In Cassell, I have found amongst others:
- Benignē dīcis! – You speak kindly! (Thank you.)
- Alicui aliquid debēre [something good]. [An actual example would be good here.]
- Benignē dīcis! – You speak kindly! (No, thank you.)
- Benignē ac līberāliter! – Kindly and nobly! (Or perhaps rather: Kindly, yet nobly!)
- Rēctē! – Rightly [so]!
- Bene vocās! – I [say it is?] well!
- Jam grātia est! – Now is [the time for] thankfulness → This certainly makes me thankful! (?)¹
The above examples highlight what I identify as a problem: They seem to be quite formal, nothing like the Nae but a liʔle² of Scots, the No worries of English, the Går så bra of Norwegian. What I am looking for, then, is informal, attested ways to express gratitude in Latin and suitable replies to these.

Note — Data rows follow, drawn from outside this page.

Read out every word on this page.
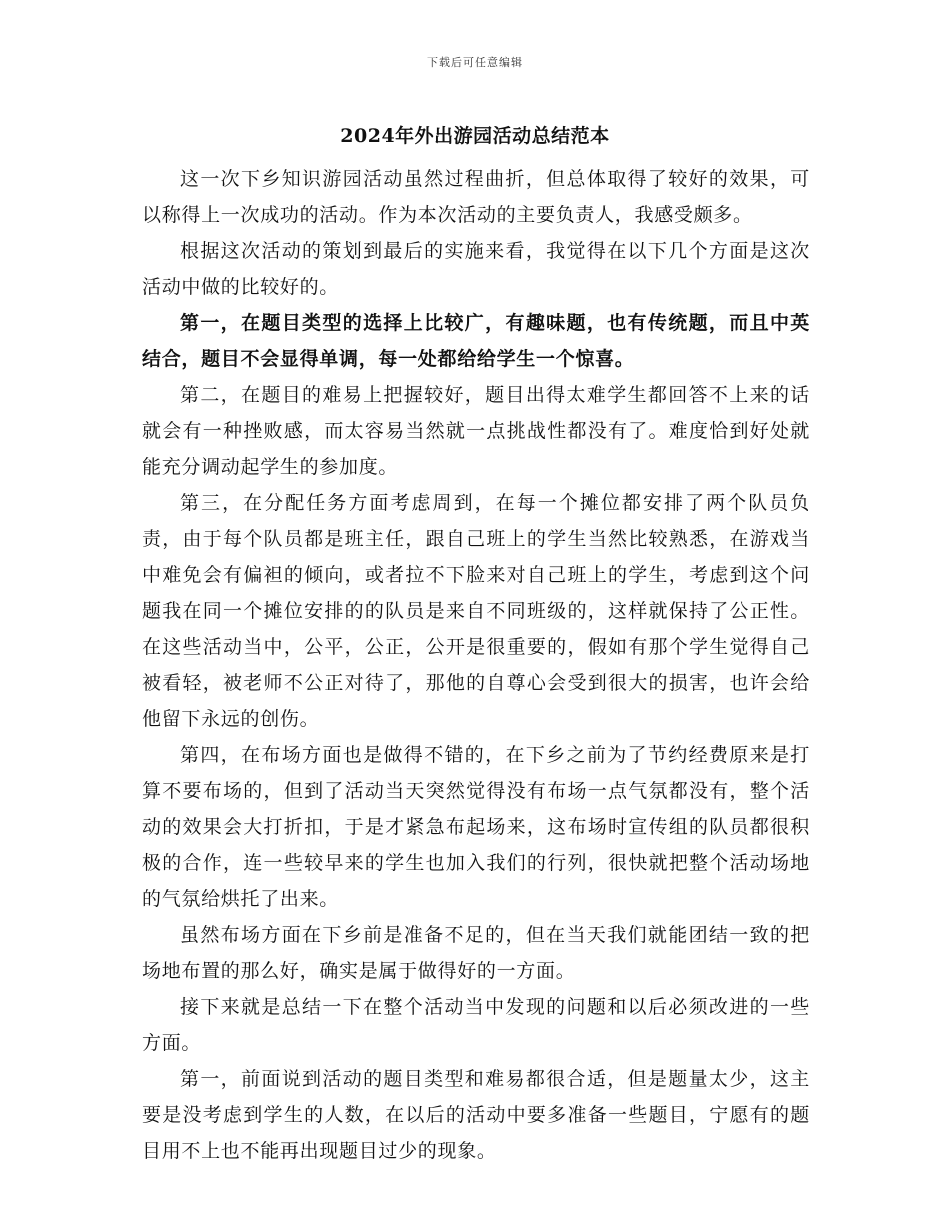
下载后可任意编辑
2024年外出游园活动总结范本

这一次下乡知识游园活动虽然过程曲折，但总体取得了较好的效果，可以称得上一次成功的活动。作为本次活动的主要负责人，我感受颇多。

根据这次活动的策划到最后的实施来看，我觉得在以下几个方面是这次活动中做的比较好的。

第一，在题目类型的选择上比较广，有趣味题，也有传统题，而且中英结合，题目不会显得单调，每一处都给给学生一个惊喜。

第二，在题目的难易上把握较好，题目出得太难学生都回答不上来的话就会有一种挫败感，而太容易当然就一点挑战性都没有了。难度恰到好处就能充分调动起学生的参加度。

第三，在分配任务方面考虑周到，在每一个摊位都安排了两个队员负责，由于每个队员都是班主任，跟自己班上的学生当然比较熟悉，在游戏当中难免会有偏袒的倾向，或者拉不下脸来对自己班上的学生，考虑到这个问题我在同一个摊位安排的的队员是来自不同班级的，这样就保持了公正性。在这些活动当中，公平，公正，公开是很重要的，假如有那个学生觉得自己被看轻，被老师不公正对待了，那他的自尊心会受到很大的损害，也许会给他留下永远的创伤。

第四，在布场方面也是做得不错的，在下乡之前为了节约经费原来是打算不要布场的，但到了活动当天突然觉得没有布场一点气氛都没有，整个活动的效果会大打折扣，于是才紧急布起场来，这布场时宣传组的队员都很积极的合作，连一些较早来的学生也加入我们的行列，很快就把整个活动场地的气氛给烘托了出来。

虽然布场方面在下乡前是准备不足的，但在当天我们就能团结一致的把场地布置的那么好，确实是属于做得好的一方面。

接下来就是总结一下在整个活动当中发现的问题和以后必须改进的一些方面。

第一，前面说到活动的题目类型和难易都很合适，但是题量太少，这主要是没考虑到学生的人数，在以后的活动中要多准备一些题目，宁愿有的题目用不上也不能再出现题目过少的现象。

I am looking for attested forms from any period and genre (including comedy, scribbling on toilet walls, whore houses – the key word is informal, colloquial, non-elite) by native Latin speakers.
- I believe jam can be used emphatically, but could not find any sources for it at the moment. Also: tempus est jocundum!
- The way I have heard it uttered, the glottal stop comes in little, but it could just as well be at the end of but (or perhaps also both).